I feel like I understand what’s behind the curtain on media pitching campaigns pretty well, and I can’t conjure any scenario that makes this understandable. Either multiple people on the same team are pitching the same journalists (easily avoided), or one person is clicking “send” and maybe their software isn’t showing that the pitch went out? Or maybe the journalist has multiple email addresses that all forward to the same inbox.

And Dave’s tweet has another layer to it – he’s a climate reporter, but he’s never written a piece with an Earth Day tie. Lots of journalists do tie into the usual time elements associated with their beats, but a meaningful portion of them (see some more below) view such promotional “holidays” as hollow and beneath them. Super easy to tell the difference – just search their past work for the name of the holiday, like “Earth Day.” If you see zero results, don’t send the pitch to Dave. Or rework it so it doesn’t rely on the holiday.

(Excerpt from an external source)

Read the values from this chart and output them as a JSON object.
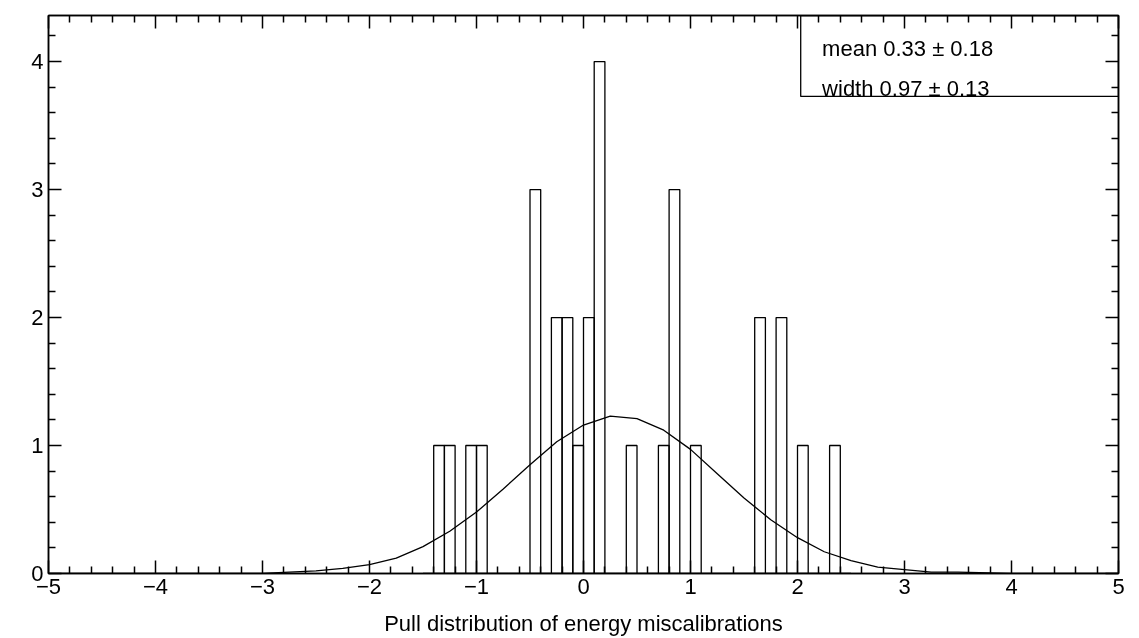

Too many pitches about 4/20


Cherish the valuable real estate at the top of the pitch

At first glance I thought this was yet another mail-merge fail, and I thought it was kinda harsh that he didn’t redact the agency that sent it. Then I was like, wait, they put their logo at the top of the pitch? It appears to be a template they use regularly. Not recommended. After the subject line, the first line of your pitch is the most important part. If the initial thing a journalist sees is an unfamiliar logo (for a PR agency, no less), their curiosity about what comes next will drop almost to zero. If you must include your agency name and logo, put it in the signature.